Jacinto Quesada stole back around the bend to his picketed horse. From behind the cantle of the saddle, he removed those canvas packs which contained the drugs, preparations, and liquors he had gathered at the doctor's casa. He unwound the reins from about a branch of the sumach bush and tied them loosely to the pommel of the saddle. He broke off a hairy flower stalk from the smoke-plant. Then, with an eye to quietude, carefully he led the pony down the brushy side of the gorge.

Once in the dust-coated road which wound through the bottom of the gorge, he faced the pony down the way he had come and inserted, under the brows of the saddle against the spine, the setule of flower stalk. Immediately the animal, irritated out of his weariness, began fidgeting, flicking his tail, snapping his head round on either side, baring his long yellow teeth and crinkling again and again the skin of his back.

Quesada stepped to one side. With his open hand, he struck the horse a resounding thwack upon the rump. The pony leaped forward, the bristle of flower stalk painfully rubbing his spine. Ere he could recover from the shock of the blow and pause to lessen the aggravating pricking under the saddle, Quesada snapped out his revolver and discharged it in the air behind him—bang, bang! Exasperated and thoroughly frightened, the horse fled precipitantly down the road.

While the winding gutter of gorge detonated with the hoof-clatter of the racing horse and while the rock walls flung back and forth, like sounding-boards, the sharp metallic explosions of the pistol, Jacinto Quesada bounded up the brushy side to where, behind the feathery wig-plant, he had flung the canvas saddlebags.

He was none too quick. Like a louder echo of the echoes sounded up the gorge, of a sudden, the crang of a carbine; then the thundering hoof beats of horses careering down at full tilt; and then the voices of men lunging up in the dread challenge and command of the police:

"Alto a la Guardia Civil! Halt for the Civil Guard!"

Quesada crouched behind the whitish-green thicket of sumach, and waited tense as a trigger at half-cock.

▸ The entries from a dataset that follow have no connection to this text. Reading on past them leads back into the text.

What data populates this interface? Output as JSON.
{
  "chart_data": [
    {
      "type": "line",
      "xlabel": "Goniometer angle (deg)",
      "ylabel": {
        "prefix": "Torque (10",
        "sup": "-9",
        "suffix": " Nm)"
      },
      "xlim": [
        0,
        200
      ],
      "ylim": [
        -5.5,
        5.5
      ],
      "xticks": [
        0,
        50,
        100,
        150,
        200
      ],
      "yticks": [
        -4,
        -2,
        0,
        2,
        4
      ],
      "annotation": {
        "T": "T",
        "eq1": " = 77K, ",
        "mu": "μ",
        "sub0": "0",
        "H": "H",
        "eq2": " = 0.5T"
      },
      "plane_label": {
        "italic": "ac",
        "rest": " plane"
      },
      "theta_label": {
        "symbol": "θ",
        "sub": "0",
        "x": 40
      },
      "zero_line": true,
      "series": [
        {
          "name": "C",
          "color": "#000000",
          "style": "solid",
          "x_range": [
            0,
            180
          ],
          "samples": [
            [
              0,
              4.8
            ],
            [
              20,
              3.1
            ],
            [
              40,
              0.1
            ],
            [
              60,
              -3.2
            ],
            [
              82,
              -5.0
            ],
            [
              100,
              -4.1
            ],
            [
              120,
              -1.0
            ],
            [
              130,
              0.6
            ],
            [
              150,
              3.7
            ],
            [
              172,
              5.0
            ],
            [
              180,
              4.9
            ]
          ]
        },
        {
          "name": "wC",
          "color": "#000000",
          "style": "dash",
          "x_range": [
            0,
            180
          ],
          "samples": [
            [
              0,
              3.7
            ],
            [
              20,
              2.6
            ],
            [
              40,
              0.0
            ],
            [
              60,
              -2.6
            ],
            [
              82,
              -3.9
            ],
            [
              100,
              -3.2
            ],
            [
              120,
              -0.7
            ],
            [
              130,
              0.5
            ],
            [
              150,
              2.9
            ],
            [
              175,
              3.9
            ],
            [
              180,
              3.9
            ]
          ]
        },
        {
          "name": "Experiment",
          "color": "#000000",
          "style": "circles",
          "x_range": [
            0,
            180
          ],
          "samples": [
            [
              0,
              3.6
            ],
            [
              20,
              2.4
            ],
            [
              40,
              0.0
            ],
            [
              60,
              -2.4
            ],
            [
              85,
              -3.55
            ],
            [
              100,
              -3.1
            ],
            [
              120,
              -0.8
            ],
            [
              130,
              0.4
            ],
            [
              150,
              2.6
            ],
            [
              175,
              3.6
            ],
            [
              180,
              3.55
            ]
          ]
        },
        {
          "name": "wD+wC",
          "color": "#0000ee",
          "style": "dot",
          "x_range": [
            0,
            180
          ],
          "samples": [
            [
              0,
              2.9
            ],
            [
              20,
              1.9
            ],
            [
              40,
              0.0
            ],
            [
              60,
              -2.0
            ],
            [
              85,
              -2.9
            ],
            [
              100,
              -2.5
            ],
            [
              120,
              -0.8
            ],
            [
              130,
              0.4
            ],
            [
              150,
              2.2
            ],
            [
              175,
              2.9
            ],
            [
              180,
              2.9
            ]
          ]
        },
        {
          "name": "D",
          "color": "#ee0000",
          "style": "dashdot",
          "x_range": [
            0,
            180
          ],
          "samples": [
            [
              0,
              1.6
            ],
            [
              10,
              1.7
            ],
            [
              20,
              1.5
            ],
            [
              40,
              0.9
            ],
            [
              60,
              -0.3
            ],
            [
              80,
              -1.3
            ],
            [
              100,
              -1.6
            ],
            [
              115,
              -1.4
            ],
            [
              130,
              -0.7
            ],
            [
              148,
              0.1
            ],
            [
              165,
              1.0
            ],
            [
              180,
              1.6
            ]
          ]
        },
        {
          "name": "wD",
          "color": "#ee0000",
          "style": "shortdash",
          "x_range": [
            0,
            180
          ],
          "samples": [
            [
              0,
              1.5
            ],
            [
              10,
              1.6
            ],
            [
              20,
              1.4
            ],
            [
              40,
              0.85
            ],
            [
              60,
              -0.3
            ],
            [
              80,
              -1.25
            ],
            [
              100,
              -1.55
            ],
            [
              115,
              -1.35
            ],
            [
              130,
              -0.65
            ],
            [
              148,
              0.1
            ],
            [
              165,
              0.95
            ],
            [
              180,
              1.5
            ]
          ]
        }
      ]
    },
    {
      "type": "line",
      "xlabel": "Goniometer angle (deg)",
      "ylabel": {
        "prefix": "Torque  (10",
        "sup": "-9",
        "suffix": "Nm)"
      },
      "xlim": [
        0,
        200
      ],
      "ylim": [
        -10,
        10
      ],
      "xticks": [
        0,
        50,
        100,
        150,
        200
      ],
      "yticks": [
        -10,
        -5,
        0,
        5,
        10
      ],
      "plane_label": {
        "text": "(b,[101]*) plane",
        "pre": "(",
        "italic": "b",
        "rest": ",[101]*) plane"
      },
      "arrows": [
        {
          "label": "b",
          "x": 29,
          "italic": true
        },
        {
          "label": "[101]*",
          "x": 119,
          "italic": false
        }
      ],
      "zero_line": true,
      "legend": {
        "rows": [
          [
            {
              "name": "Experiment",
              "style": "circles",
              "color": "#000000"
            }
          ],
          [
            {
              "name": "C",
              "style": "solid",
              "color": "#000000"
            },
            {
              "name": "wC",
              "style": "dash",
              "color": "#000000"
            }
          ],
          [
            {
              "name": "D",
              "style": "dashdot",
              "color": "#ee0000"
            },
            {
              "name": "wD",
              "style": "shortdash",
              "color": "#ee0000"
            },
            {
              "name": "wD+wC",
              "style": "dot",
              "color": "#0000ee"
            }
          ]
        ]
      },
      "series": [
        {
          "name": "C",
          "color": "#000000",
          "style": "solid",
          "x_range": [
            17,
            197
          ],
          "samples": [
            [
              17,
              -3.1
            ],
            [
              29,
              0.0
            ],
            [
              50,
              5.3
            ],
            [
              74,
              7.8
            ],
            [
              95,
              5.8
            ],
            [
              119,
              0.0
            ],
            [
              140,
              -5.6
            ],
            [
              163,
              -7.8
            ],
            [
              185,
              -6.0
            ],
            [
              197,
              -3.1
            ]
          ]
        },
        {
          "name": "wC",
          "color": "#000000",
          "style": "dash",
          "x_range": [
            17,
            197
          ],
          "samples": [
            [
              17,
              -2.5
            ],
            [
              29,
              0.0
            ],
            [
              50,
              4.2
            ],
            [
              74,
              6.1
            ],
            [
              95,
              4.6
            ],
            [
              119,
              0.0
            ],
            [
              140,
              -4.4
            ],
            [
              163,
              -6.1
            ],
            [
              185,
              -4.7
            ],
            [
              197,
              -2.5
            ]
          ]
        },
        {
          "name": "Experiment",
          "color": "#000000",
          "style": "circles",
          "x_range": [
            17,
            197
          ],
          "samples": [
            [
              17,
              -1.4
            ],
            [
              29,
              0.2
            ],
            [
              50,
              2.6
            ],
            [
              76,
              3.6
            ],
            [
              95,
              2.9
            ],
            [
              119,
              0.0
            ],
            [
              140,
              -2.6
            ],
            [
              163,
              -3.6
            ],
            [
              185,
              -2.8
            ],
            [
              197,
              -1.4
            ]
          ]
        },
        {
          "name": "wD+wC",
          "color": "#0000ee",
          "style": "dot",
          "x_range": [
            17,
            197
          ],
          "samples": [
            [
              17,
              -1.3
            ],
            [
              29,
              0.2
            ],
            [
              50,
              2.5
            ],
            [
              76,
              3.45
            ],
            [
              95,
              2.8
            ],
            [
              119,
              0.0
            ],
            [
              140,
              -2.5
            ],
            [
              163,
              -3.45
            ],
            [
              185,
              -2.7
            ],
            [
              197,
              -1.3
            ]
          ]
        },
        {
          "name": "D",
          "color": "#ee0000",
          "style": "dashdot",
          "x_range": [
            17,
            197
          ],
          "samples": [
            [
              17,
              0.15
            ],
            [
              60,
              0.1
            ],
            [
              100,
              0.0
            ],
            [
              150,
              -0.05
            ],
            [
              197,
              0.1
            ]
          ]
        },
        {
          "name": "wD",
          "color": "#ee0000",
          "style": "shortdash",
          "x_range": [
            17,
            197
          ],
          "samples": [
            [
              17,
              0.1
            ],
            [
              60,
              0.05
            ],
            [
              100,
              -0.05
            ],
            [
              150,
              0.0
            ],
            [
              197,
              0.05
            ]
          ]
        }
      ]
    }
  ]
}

Around the bend up the road drove into view like a lean racing terrier a wiry rough-coated pony, hoofs pounding in a quick rataplan, barrel low to the dust, and ears flattened sharply back. Upright in the saddle, a carbine across the hollow of one arm, was the tall sergeant of police, linen sun-shield flying straight behind like a white guidon snapping in a wind.

"Don't shoot, Montara!" he called back from an eager keen-edged face. "Don't shoot till you see the hair on his neck!"

"Shoot his horse!" answered a roaring shout. "Carajo! In all our lives, we may never get another such chance at Jacinto Quesada!"

Around the bend, like a screaming projectile, lunged another pony, neck extended, nostrils blowing red, and the ugly policeman Montara standing a-tiptoe in the stirrups. Montara was like some wild Arab in a mad display of horsemanship. He swayed back and forth; he waved the carbine in one long apelike hand. Carried away by the lust of the chase, he shouted repeatedly from his blood-darkened countenance:

"Alto a la Guardia Civil! Alto, alto! Alto a la Guardia Civil!"

Ponies and riders plunged behind a huge brown boulder down the road and out of sight. Quesada snapped up. Active as an ape, he slung the canvas packs over his shoulders and leaped down the brushy side of the gorge. What time the stony defile echoed and reechoed with the distance-dimming clangor of pounding hoofs and turbulent shouts, he sped, on his long mountaineer's legs, up the convolutions of the goat path to the empested barrio.

The crang of a carbine suddenly spearing aloft from down the gorge caused him to halt on the great rock at the brink of the village. He looked back. He smiled somberly.

"That will be my poor horse," he remarked. "He has halted for the Guardia Civil!"